Empecemos por el final: las palabras hace mucho que dejaron
de ser espejos para ser instrumentos, orientadas siempre por un propósito. Es
ya ADN social. La palabra ha pasado de transmitir pensamientos a transmitir
intenciones. Tenemos que entender entonces el contexto que habitamos jalonado
antes de apariencia que de literalidad.
Los políticos hablan, Dios les dio lengua, y cuando hablan
tienen una intención, diferente en cada caso: suelen querer quedar bien y
conectar con sus potenciales votantes; suelen querer atacar - desdeñar, a sus
contrincantes; suelen mostrarse decorosos frente a lo ilegal; suelen guardar
las formas, y no me refiero a los triángulos y a los cuadrados, me refiero a
que constantemente intentan conservar una proyección de su ser, como un
holograma; acostumbran a dar rodeos lingüísticos para no hollar ciertos tabúes;
suelen también ser condescendientes (ellos prefieren pensarse respetuosos); y tienen
la costumbre de respetar los protocolos.
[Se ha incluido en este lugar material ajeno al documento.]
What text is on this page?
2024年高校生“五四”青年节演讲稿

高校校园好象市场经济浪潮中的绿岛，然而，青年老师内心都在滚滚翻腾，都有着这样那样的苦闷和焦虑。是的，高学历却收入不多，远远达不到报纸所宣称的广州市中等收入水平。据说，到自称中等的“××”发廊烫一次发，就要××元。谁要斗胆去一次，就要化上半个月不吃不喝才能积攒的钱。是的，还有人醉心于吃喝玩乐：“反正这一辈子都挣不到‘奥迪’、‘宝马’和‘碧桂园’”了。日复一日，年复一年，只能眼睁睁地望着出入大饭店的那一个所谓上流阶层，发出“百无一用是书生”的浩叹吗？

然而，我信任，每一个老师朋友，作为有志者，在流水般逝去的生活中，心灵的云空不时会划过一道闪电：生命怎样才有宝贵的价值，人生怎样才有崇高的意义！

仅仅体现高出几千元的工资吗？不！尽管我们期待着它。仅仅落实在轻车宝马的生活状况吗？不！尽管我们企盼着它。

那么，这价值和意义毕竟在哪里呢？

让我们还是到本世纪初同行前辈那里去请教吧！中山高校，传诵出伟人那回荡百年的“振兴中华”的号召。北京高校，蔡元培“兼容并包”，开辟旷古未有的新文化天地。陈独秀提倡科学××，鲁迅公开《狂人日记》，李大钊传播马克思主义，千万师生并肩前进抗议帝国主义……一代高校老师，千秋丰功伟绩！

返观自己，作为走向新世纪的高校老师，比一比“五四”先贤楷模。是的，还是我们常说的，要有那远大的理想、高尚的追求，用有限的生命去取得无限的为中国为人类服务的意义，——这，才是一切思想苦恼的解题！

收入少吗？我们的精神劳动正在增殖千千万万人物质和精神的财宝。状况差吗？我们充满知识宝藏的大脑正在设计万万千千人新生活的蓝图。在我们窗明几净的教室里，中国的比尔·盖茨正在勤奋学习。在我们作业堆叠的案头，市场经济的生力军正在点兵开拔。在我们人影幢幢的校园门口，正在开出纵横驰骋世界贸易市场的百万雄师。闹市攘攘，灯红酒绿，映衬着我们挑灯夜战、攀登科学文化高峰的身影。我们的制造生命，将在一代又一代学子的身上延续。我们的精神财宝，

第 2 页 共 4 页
Para todo ello utilizan palabras: las
modulan, las empacan, las atrezzan, y las lanzan a nuestros oídos, que reciben
casi la leve forma de la fragancia de media sonrisa desde donde partieron.
Suenan muchas veces falsas si las pensamos como palabras. Debemos entenderlas
no como sucesiones de letras, sino como intenciones. Ellos han profesionalizado
esta enorme perversión del lenguaje a la que la sociedad, a otro nivel, no es
ni mucho menos ajena.
Por estos pensamientos extraños míos me cuesta vibrar con
cualquier discurso, me cuesta creer cualquier palabra, quiero entender siempre
lo que se dice como la tarjeta de visita de lo que se hace. Por eso los miro
como las tortugas miran el mar: despacio.